陆璃蹲在那里,双腿大张,雪臀紧贴脚后跟,高跟鞋的细跟陷入松软的泥土中。
她的身体在颤抖——不是因为冷,而是因为嘴里的那根滚烫的巨物,因为舌尖上那咸腥的、让她发狂的味道,因为脖颈上铁链紧绷时传来的、那种被彻底掌控的、近乎窒息的安全感。
陆璃从那狰狞巨物的龟头开始,一点一点,一寸一寸,像试探深渊般,将那根粗长的紫红色巨物往自己喉咙深处送。
舌尖舔过冠状沟时,她能感觉到那处敏感的皮肤在微微跳动,马眼处涌出一小股清亮的腺液,被她精准地卷入口中,咽了下去。
味道很浓。
比他平时射在她骚穴里的精液要淡一些,却更腥,更原始,像某种深海中从未被阳光照过的、古老的、属于雄性本能的气息。
龙啸低头,看着蹲跪在身前的师娘。
月光照着她半闭的眼睑,睫毛在眼下投下一小片扇形的阴影。
她的脸颊凹陷,嘴唇紧紧箍着他的茎身,形成了一个圆满的“O”形,红唇的边缘因为摩擦而微微泛白。
她的口水分泌得越来越多,来不及吞咽的便从嘴角溢出,顺着下巴滑落,在她胸前那对丰乳上留下亮晶晶的湿痕,将两个黑色心形贴片浸得发亮,几乎要粘不住了。
他的呼吸变得粗重。
不是因为快感——虽然确实很爽——而是因为这幅画面本身。
这个女人。
这个穿着黑色漆皮紧身衣、戴着项圈、踩着高跟鞋、像母狗一样蹲在他脚下的女人,是苍衍派雷脉掌脉真人罗有成的道侣。
是他的师娘。
是那个在弟子面前端庄温婉、在丹房里从容不迫、在师父身边温柔贤淑的琉璃仙子。
此刻她嘴里含着他的阳物,正在卖力地吮吸,像一个饿了很久的母狗终于等到了食物。
而他手里牵着拴在她脖子上的铁链。
龙啸的手收紧,铁链发出“哗啦”一声脆响,项圈上的铃铛“叮铃”一颤,陆璃的脖颈被轻轻拽了一下,龟头从她喉咙深处退出了一寸。

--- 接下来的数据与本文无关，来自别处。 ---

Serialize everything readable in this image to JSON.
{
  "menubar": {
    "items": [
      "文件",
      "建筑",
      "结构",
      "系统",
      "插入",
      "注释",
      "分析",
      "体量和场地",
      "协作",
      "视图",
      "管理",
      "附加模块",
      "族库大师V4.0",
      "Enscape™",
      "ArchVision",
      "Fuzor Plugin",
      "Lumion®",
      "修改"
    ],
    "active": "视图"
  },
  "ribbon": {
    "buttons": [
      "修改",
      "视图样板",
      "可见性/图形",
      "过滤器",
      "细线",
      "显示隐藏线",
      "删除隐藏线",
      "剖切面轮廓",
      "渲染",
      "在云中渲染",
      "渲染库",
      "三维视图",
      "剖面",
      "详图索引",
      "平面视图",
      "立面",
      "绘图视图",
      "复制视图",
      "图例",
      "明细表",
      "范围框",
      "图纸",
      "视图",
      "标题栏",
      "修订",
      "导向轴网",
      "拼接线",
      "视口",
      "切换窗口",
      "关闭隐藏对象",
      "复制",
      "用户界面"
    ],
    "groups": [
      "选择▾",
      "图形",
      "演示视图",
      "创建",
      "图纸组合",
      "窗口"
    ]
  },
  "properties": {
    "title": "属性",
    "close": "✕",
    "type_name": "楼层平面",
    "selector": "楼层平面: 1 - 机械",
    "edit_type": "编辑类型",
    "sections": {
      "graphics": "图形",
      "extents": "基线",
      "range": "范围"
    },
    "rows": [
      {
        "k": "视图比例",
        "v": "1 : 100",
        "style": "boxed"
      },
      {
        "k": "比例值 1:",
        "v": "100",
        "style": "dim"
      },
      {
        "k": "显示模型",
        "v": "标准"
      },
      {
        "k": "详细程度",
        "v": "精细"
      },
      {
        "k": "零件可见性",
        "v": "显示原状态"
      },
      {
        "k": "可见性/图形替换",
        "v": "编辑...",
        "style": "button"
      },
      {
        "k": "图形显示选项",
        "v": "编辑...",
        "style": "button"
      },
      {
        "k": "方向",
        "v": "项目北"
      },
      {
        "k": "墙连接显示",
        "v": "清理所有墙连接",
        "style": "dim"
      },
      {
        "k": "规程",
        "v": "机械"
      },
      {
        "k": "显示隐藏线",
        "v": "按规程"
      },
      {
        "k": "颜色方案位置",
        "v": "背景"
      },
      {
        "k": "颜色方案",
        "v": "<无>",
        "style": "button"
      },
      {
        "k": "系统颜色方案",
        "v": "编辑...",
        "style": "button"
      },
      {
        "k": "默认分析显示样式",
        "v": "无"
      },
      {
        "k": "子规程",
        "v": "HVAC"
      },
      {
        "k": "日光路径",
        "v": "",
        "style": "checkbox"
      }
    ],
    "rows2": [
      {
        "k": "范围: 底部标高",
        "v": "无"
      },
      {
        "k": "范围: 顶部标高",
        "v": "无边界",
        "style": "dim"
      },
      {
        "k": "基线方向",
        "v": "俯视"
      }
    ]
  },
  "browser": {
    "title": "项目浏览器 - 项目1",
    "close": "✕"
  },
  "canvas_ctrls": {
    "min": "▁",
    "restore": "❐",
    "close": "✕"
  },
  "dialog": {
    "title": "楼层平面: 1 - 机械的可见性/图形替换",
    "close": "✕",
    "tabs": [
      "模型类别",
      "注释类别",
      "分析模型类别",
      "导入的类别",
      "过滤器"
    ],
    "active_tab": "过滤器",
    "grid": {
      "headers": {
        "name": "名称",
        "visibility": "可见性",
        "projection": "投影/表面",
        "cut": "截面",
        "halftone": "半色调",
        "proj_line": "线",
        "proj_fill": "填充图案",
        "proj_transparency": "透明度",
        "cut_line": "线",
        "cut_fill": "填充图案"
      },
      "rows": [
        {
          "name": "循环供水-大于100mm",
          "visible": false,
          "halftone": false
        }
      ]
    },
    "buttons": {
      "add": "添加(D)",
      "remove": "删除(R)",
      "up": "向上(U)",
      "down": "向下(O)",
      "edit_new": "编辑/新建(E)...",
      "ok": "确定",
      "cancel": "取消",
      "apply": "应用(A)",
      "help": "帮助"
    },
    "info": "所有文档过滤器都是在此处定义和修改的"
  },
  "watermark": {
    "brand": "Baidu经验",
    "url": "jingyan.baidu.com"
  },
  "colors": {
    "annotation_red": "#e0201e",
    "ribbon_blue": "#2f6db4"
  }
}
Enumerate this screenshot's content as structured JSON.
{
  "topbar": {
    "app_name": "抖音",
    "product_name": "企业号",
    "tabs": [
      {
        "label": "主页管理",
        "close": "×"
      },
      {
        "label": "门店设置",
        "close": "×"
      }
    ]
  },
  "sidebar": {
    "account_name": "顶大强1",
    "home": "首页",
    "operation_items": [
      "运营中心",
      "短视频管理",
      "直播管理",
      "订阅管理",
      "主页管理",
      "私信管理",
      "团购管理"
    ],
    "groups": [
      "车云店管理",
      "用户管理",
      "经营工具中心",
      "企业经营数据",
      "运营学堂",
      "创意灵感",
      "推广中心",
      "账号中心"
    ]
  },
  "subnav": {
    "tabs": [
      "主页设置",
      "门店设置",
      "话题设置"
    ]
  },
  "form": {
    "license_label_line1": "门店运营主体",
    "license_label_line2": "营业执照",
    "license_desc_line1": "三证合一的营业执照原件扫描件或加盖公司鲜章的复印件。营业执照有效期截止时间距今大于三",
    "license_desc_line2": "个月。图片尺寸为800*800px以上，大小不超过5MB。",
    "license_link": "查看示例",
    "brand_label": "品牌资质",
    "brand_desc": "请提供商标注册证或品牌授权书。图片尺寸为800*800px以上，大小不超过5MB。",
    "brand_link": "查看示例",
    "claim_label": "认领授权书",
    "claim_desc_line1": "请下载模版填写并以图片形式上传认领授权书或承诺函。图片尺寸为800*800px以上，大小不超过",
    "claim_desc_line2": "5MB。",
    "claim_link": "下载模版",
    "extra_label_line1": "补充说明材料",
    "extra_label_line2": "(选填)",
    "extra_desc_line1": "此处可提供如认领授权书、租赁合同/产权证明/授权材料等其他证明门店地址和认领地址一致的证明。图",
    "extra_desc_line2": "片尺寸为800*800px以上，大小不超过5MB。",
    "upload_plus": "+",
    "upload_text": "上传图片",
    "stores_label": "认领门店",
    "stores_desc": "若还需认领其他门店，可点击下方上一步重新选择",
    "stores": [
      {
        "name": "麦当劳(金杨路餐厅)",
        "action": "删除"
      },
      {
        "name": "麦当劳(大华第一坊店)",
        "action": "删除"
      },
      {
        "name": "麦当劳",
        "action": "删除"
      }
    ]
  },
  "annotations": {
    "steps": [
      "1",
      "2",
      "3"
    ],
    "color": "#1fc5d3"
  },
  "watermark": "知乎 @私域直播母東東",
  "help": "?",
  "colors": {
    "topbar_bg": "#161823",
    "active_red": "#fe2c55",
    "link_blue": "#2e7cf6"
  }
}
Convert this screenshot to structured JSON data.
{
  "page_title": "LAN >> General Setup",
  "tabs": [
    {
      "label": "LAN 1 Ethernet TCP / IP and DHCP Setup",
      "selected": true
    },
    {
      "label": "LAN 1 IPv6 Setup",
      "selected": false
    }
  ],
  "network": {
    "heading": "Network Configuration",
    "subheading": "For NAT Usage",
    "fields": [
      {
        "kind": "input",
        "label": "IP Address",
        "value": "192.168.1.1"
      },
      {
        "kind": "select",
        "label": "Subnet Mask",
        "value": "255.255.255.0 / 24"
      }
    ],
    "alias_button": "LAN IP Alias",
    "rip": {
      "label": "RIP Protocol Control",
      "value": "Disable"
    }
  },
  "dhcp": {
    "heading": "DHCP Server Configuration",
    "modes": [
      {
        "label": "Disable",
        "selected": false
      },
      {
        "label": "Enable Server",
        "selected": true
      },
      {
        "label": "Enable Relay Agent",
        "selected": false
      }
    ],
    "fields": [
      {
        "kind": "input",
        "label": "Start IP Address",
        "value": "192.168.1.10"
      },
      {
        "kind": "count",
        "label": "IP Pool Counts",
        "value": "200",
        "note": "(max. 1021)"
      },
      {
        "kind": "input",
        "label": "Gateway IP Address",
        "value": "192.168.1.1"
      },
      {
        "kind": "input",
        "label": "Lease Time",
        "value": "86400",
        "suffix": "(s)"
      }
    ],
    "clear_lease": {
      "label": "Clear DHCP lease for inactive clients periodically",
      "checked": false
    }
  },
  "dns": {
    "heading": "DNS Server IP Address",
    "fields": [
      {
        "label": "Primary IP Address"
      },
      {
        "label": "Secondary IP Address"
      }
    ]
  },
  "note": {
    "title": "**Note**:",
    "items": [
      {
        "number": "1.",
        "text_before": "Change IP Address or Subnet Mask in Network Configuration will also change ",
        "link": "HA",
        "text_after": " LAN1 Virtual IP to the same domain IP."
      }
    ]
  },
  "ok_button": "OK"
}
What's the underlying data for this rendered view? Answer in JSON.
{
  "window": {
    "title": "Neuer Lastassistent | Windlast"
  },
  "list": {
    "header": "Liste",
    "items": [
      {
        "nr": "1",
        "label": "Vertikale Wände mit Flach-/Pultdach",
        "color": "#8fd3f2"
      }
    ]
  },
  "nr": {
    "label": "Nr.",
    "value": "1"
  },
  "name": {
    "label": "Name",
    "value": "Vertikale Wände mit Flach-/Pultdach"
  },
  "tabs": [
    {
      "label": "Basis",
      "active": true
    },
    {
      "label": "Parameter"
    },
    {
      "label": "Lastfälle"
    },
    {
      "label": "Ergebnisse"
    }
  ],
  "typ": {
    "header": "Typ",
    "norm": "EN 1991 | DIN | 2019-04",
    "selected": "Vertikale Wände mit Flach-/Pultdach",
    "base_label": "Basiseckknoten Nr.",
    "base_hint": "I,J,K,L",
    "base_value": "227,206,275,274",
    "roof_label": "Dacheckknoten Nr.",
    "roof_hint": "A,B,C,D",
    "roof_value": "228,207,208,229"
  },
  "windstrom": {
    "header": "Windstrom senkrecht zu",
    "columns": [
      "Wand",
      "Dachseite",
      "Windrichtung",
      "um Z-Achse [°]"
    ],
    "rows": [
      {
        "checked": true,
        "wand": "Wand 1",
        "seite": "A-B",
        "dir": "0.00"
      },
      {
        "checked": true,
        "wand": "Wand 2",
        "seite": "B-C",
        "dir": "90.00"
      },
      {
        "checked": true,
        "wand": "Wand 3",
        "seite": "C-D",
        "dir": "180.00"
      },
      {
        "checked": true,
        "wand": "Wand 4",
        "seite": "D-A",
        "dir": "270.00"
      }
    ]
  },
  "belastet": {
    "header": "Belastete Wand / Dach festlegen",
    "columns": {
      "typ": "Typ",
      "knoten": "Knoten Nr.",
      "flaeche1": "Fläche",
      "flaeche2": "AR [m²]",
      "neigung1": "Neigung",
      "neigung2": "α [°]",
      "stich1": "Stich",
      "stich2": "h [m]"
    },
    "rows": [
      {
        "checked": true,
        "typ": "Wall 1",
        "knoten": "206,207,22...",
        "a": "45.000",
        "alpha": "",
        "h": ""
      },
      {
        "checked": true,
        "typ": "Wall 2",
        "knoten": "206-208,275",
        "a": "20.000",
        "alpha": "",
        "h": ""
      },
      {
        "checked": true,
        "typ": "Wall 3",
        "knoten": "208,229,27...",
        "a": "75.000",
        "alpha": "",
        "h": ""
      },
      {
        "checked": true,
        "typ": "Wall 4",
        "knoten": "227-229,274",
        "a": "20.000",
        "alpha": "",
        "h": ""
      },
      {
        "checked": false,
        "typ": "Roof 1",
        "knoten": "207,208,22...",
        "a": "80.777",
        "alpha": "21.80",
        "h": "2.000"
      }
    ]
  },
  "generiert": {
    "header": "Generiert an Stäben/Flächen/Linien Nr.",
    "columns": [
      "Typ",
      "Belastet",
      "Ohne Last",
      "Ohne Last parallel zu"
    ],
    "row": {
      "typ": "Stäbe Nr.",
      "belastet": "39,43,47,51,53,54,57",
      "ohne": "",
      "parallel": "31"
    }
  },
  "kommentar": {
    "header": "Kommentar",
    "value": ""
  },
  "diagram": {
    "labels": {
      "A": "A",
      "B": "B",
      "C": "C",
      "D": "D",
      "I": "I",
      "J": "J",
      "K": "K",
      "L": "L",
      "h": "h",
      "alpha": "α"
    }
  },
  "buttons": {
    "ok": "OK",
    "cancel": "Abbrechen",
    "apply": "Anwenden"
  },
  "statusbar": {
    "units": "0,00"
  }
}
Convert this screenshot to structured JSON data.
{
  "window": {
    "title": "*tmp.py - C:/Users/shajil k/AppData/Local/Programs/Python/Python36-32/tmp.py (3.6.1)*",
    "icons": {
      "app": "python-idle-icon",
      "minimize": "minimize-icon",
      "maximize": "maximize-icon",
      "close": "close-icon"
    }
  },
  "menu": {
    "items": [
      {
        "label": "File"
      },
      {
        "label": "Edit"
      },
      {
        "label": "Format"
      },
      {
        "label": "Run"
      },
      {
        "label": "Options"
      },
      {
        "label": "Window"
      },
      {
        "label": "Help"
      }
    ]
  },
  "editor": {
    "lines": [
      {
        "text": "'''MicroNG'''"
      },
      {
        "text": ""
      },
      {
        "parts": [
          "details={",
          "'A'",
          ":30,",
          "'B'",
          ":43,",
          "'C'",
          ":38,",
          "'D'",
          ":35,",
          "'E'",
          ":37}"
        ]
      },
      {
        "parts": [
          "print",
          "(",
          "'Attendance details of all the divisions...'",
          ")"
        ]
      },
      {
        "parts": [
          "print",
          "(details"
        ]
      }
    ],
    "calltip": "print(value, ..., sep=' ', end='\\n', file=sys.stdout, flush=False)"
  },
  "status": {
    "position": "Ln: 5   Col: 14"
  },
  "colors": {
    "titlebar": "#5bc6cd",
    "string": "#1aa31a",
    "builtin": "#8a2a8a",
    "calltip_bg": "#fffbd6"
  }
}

她发出一声含糊的、不满的呜咽,头部立即向前追去,想要将那根退出的巨物重新吞回喉咙深处。
“师娘。”龙啸的声音低沉,带着一种压抑的、沙哑的磁性,“急什么?”
陆璃抬起眼,从下方望向他。
月光下,她的眼睛亮得惊人,瞳孔里倒映着他的身影,还有他胯间那根青筋盘绕的狰狞巨物。
她的嘴唇还被龟头撑得满满的,无法说话,只能用那双眼睛看着他,用一种近乎哀求的、湿漉漉的目光看着他。
那目光在说:给我。
不是请求,是祈求。
不是想要,是需要。
龙啸看着她,嘴角微微勾起一个弧度。
他松开了收紧的铁链,陆璃的头部立即向前一顶,将那根巨物重新吞入喉咙深处。
这一次吞得比之前更深,龟头撞上了她喉咙尽头的软肉,她能感觉到那处嫩肉在剧烈痉挛,本能地想要将异物推出,却被她强行压制住,用喉咙的肌肉将那滚烫的龟头包裹得更紧。
她的眼眶红了。
不是因为伤心,而是因为喉咙被顶到深处时刺激出的生理性泪水。
一汪清泪从眼角溢出,顺着鼻梁滑落,滴在她胸前黑色的漆皮上,在月光下闪着细碎的光。
她开始主动吞吐。
头部有节奏地起伏,每一次下沉都将那根粗长的巨物吞入喉咙深处,龟头顶开食道入口的软肉,进入一个更紧致、更湿热、更可怕的深渊;每一次上浮都只留龟头在唇间,舌尖在马眼处打转,将那不断渗出的腺液卷入唇间。
“咕啾……咕啾……滋……”
口交的声音在寂静的夜色中格外清晰,混着铃铛细碎的“叮铃”声,混着陆璃越来越急促的鼻息,混着龙啸逐渐粗重的喘息,在月光下编织成一首淫靡的、原始的、属于野兽的交响。
她的唾液分泌量已经大到惊人。
每一次吞吐,都有大量的口水从嘴角溢出,顺着她的下巴、顺着他的茎身、顺着她胸前那对丰乳的沟壑滑落。
黑色的漆皮紧身衣上已经布满了亮晶晶的湿痕,那些湿痕在月光下像一片片碎裂的、流动的星辰。